Animorphs is the story of five ordinary teenagers who discover that aliens invading their planet. They meet an alien from a race that opposes the invaders who gives them the ability to shapeshift into animals to fight the invaders and protect their planet. Cue wacky hijinks and cool animal shapeshifting and awesome space adventures!
Except not. Animorphs takes the whole ‘teen superheroes get up, go to school, save the world’ trope and deconstructs it HARD. The kids aren’t even close to equipped to deal with this war; the enemy is huge, powerful, and ruthless. Super-healing comes as a happy side effect of their shapeshifting, which is a good thing because they get into physical combat a LOT and are constantly being disembowelled and having limbs ripped off and soforth.
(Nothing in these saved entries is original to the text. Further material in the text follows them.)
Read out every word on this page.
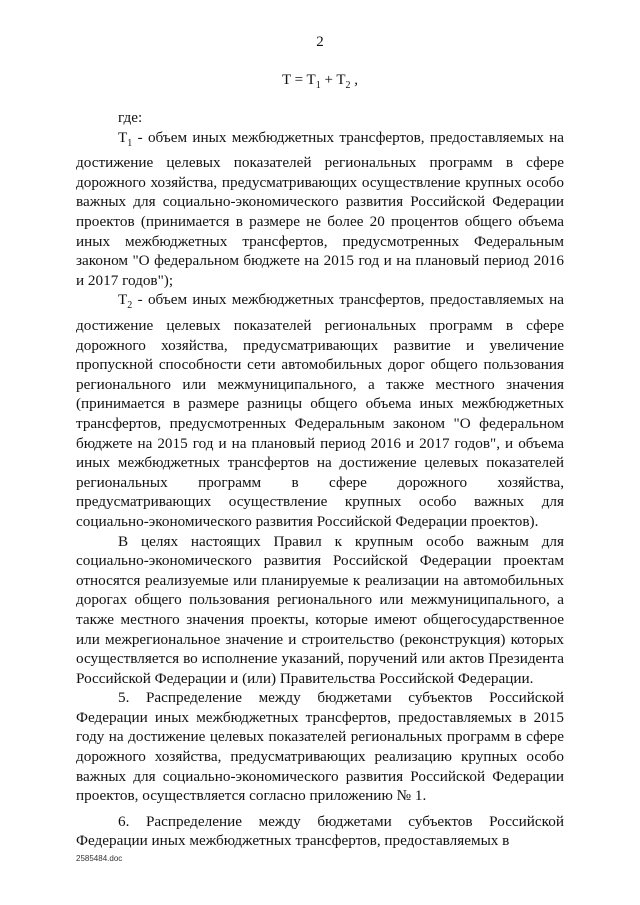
2
$T = T_1 + T_2$ ,

где:

$T_1$ - объем иных межбюджетных трансфертов, предоставляемых на достижение целевых показателей региональных программ в сфере дорожного хозяйства, предусматривающих осуществление крупных особо важных для социально-экономического развития Российской Федерации проектов (принимается в размере не более 20 процентов общего объема иных межбюджетных трансфертов, предусмотренных Федеральным законом "О федеральном бюджете на 2015 год и на плановый период 2016 и 2017 годов");

$T_2$ - объем иных межбюджетных трансфертов, предоставляемых на достижение целевых показателей региональных программ в сфере дорожного хозяйства, предусматривающих развитие и увеличение пропускной способности сети автомобильных дорог общего пользования регионального или межмуниципального, а также местного значения (принимается в размере разницы общего объема иных межбюджетных трансфертов, предусмотренных Федеральным законом "О федеральном бюджете на 2015 год и на плановый период 2016 и 2017 годов", и объема иных межбюджетных трансфертов на достижение целевых показателей региональных программ в сфере дорожного хозяйства, предусматривающих осуществление крупных особо важных для социально-экономического развития Российской Федерации проектов).

В целях настоящих Правил к крупным особо важным для социально-экономического развития Российской Федерации проектам относятся реализуемые или планируемые к реализации на автомобильных дорогах общего пользования регионального или межмуниципального, а также местного значения проекты, которые имеют общегосударственное или межрегиональное значение и строительство (реконструкция) которых осуществляется во исполнение указаний, поручений или актов Президента Российской Федерации и (или) Правительства Российской Федерации.

5. Распределение между бюджетами субъектов Российской Федерации иных межбюджетных трансфертов, предоставляемых в 2015 году на достижение целевых показателей региональных программ в сфере дорожного хозяйства, предусматривающих реализацию крупных особо важных для социально-экономического развития Российской Федерации проектов, осуществляется согласно приложению № 1.

6. Распределение между бюджетами субъектов Российской Федерации иных межбюджетных трансфертов, предоставляемых в

2585484.doc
Also, the invaders are body-snatchers, who climb into the heads of their victims and control them utterly, being privy to their every thought and memory, meaning that all the ‘enemies’ whose throats the kids rip out in battle are in fact innocent slaves. One of the kids finds out almost immediately that his older brother, who he loves and respects, is a helpless slave of the enemy, living a nightmare in his own head — and who would kill his little brother without hesitation if he ever found out who he was. The bad guys use the kids’ high school and the local boy-scout-esque community group as tools of manipulation and recruitment, meaning that the kids are surrounded constantly not only by enemies but by innocents being led straight to the enemy and they can’t do a damn thing but watch it happen. A main character tries to commit suicide in book 3 and I think the PTSD nightmares start about book 5. The kids can’t tell their parents why they wake up screaming, of course, any more than they can hug them and tell them they love them right before going into a deadly battle — their parents might be under the control of the enemy, and could kill them at any moment.
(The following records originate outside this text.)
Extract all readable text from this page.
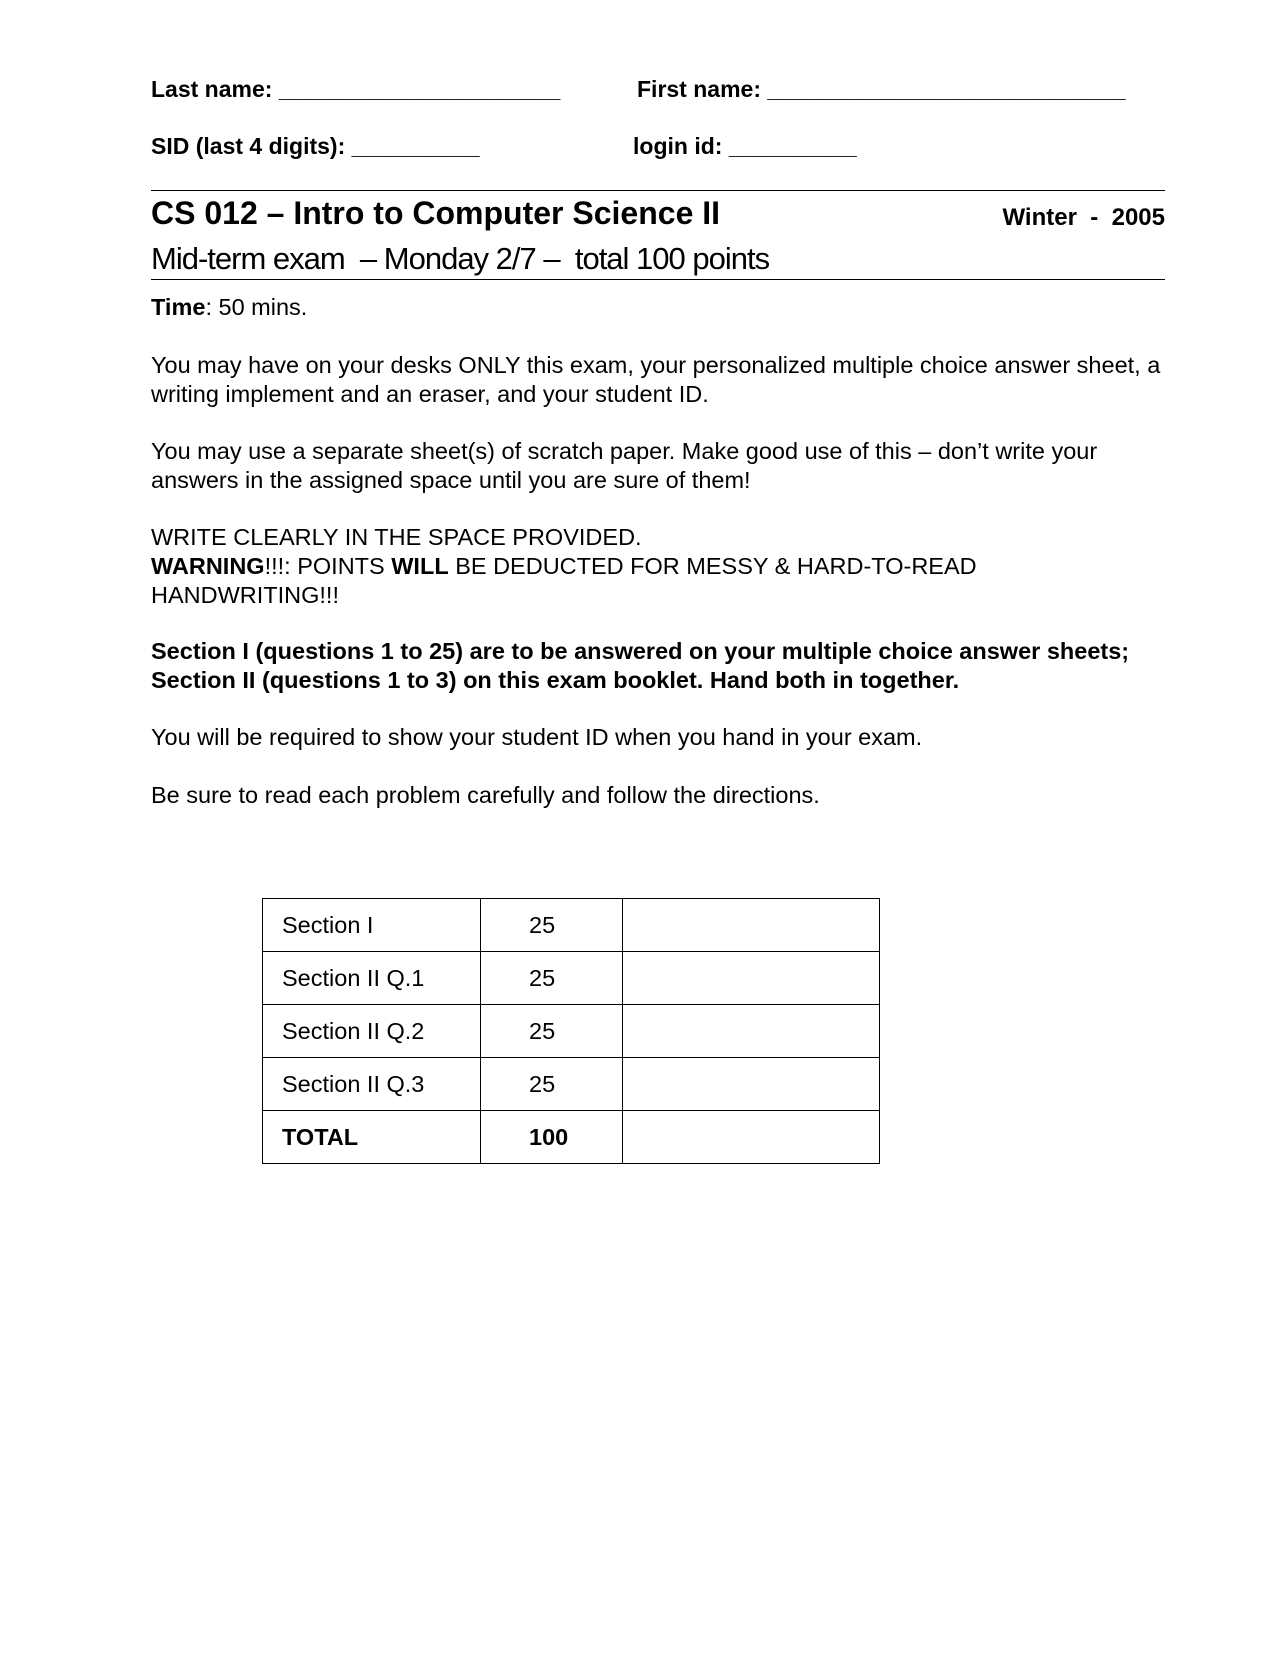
Last name: ______________________	First name: ____________________________
SID (last 4 digits): __________	login id: __________
CS 012 – Intro to Computer Science II	Winter  -  2005
Mid-term exam  – Monday 2/7 –  total 100 points
Time: 50 mins.
You may have on your desks ONLY this exam, your personalized multiple choice answer sheet, a writing implement and an eraser, and your student ID.
You may use a separate sheet(s) of scratch paper. Make good use of this – don’t write your answers in the assigned space until you are sure of them!
WRITE CLEARLY IN THE SPACE PROVIDED.
WARNING!!!: POINTS WILL BE DEDUCTED FOR MESSY & HARD-TO-READ HANDWRITING!!!
Section I (questions 1 to 25) are to be answered on your multiple choice answer sheets; Section II (questions 1 to 3) on this exam booklet. Hand both in together.
You will be required to show your student ID when you hand in your exam.
Be sure to read each problem carefully and follow the directions.
Section I	25	
Section II Q.1	25	
Section II Q.2	25	
Section II Q.3	25	
TOTAL	100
As the series goes on, the war gets more complicated. The violent, knife-covered alien footsoldiers the kids are constantly fighting in battle aren’t so violent. The bad guys aren’t so bad. The good guys aren’t so good. And these kids, who are thirteen when this all starts, have to figure that out, because there’s nobody else to do it. Is it okay to use biochemical warfare against the enemy? Is it okay to keep fighting and kill innocents in defense of other innocence? Is it alright to use drugs against the enemy, even if the side effects have negative consequences for their slaves? The Big Bad has a habit of decapitating henchmen who fail, and the Animorphs sometimes need to work against their leader’s enslaved brother… what if the Big Bad kills him? Can they back off, sell out part of the human race just to protect a human they happen to know and love? Eventually, a resistance movement develops among the body snatchers and some of them refuse to take unwilling hosts and will only inhabit volunteers — but where’s the line between free consent and coercion when you’re trapped between opposing forces in a war, when your family is in danger?
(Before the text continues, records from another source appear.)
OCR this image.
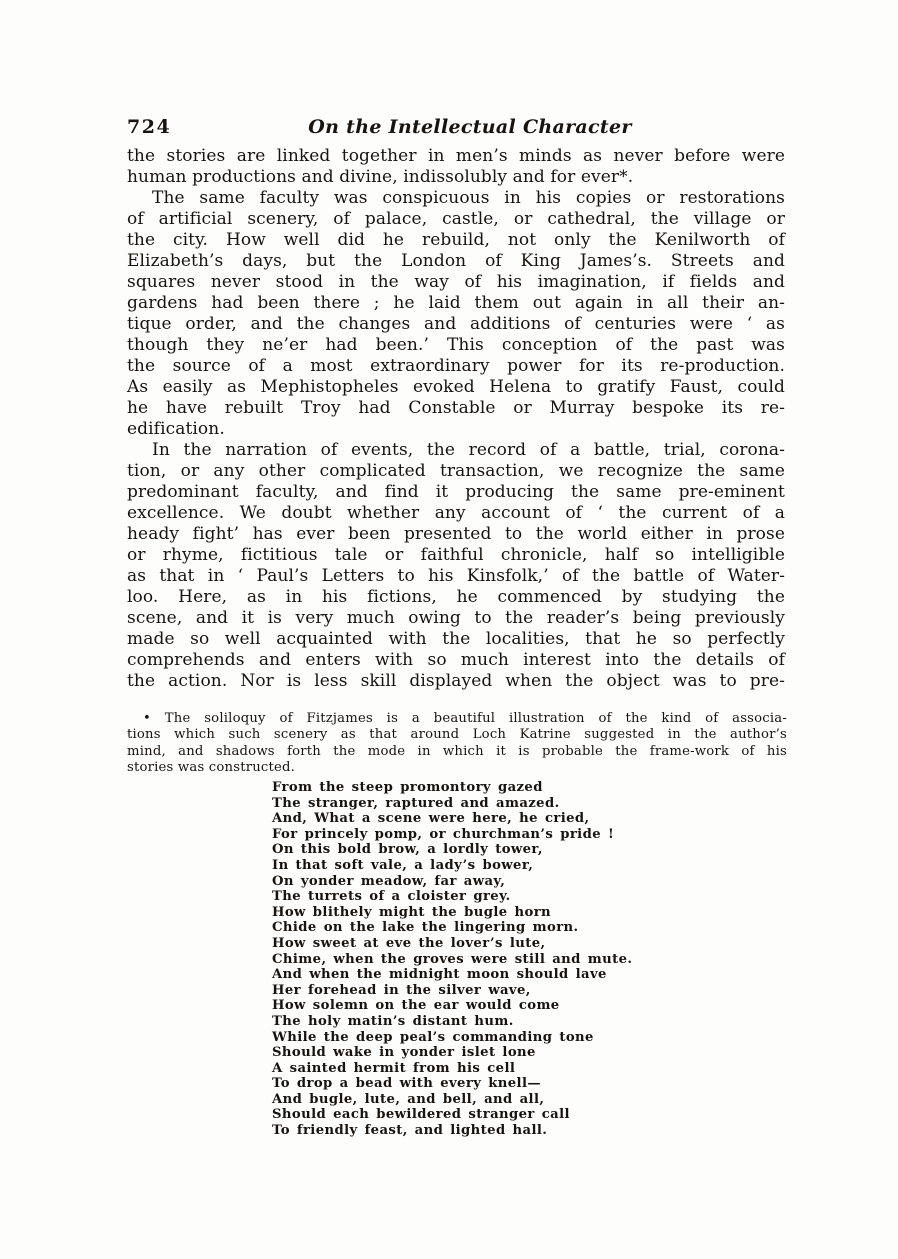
724	On the Intellectual Character
the stories are linked together in men’s minds as never before were
human productions and divine, indissolubly and for ever*.
The same faculty was conspicuous in his copies or restorations
of artificial scenery, of palace, castle, or cathedral, the village or
the city. How well did he rebuild, not only the Kenilworth of
Elizabeth’s days, but the London of King James’s. Streets and
squares never stood in the way of his imagination, if fields and
gardens had been there ; he laid them out again in all their an-
tique order, and the changes and additions of centuries were ‘ as
though they ne’er had been.’ This conception of the past was
the source of a most extraordinary power for its re-production.
As easily as Mephistopheles evoked Helena to gratify Faust, could
he have rebuilt Troy had Constable or Murray bespoke its re-
edification.
In the narration of events, the record of a battle, trial, corona-
tion, or any other complicated transaction, we recognize the same
predominant faculty, and find it producing the same pre-eminent
excellence. We doubt whether any account of ‘ the current of a
heady fight’ has ever been presented to the world either in prose
or rhyme, fictitious tale or faithful chronicle, half so intelligible
as that in ‘ Paul’s Letters to his Kinsfolk,’ of the battle of Water-
loo. Here, as in his fictions, he commenced by studying the
scene, and it is very much owing to the reader’s being previously
made so well acquainted with the localities, that he so perfectly
comprehends and enters with so much interest into the details of
the action. Nor is less skill displayed when the object was to pre-
• The soliloquy of Fitzjames is a beautiful illustration of the kind of associa-
tions which such scenery as that around Loch Katrine suggested in the author’s
mind, and shadows forth the mode in which it is probable the frame-work of his
stories was constructed.
From the steep promontory gazed
The stranger, raptured and amazed.
And, What a scene were here, he cried,
For princely pomp, or churchman’s pride !
On this bold brow, a lordly tower,
In that soft vale, a lady’s bower,
On yonder meadow, far away,
The turrets of a cloister grey.
How blithely might the bugle horn
Chide on the lake the lingering morn.
How sweet at eve the lover’s lute,
Chime, when the groves were still and mute.
And when the midnight moon should lave
Her forehead in the silver wave,
How solemn on the ear would come
The holy matin’s distant hum.
While the deep peal’s commanding tone
Should wake in yonder islet lone
A sainted hermit from his cell
To drop a bead with every knell—
And bugle, lute, and bell, and all,
Should each bewildered stranger call
To friendly feast, and lighted hall.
Despite having six main characters (they pick up an alien to join them shortly into the story), the protagonists are as well developed as the grey areas they fight in. The character development is amazing as you watch the war break them all in different ways. The charismatic kid who is nominated leader mostly because he has no glaring flaws prohibiting him from the job has no choice but to take it seriously, and can’t show weakness or fear, so he lets nobody help him as he slowly breaks inside and starts treating people like pawns. The clear-sighted realist and head strategist who deals with tragedy with humour, using jokes and sarcasm to hold the team together and give them roles to hold onto, who gets better and better at planning until he realises that the plans and outcomes are all that matters to him even if they involve the death of people he loves… and thinks of this as a good thing. The brash bombshell with more courage than anyone, who shields her friends with her strength and her body and leaving nobody to shield her, who deals with her fear by doing her job until the anger and rage and violence is all that’s left. The philosophising environmentalist, who entered the war as a force of nature nominated to save her planet and has to compromise on line after line until she doesn’t even know how to protect her friends any more. The neglected orphan with no connection to any human being, who finds friends in the fight and fights for them, not humanity… knowing that when it’s over, he’ll have nothing. The alien cadet who just wants to go home and somehow ended up with the honour of his famous brother and the fate of a planet on his shoulders, who tried to operate under his own people’s laws and moral code in a completely different world.
It’s really good, basically. And it’s been released online for free here: http://animorphsforum.com/ebooks/
This, all of this. Animorphs was the series that taught me about war, and of the butcher behind every knight.
(It also taught me to side-eye neatly-wrapped-up happy endings.)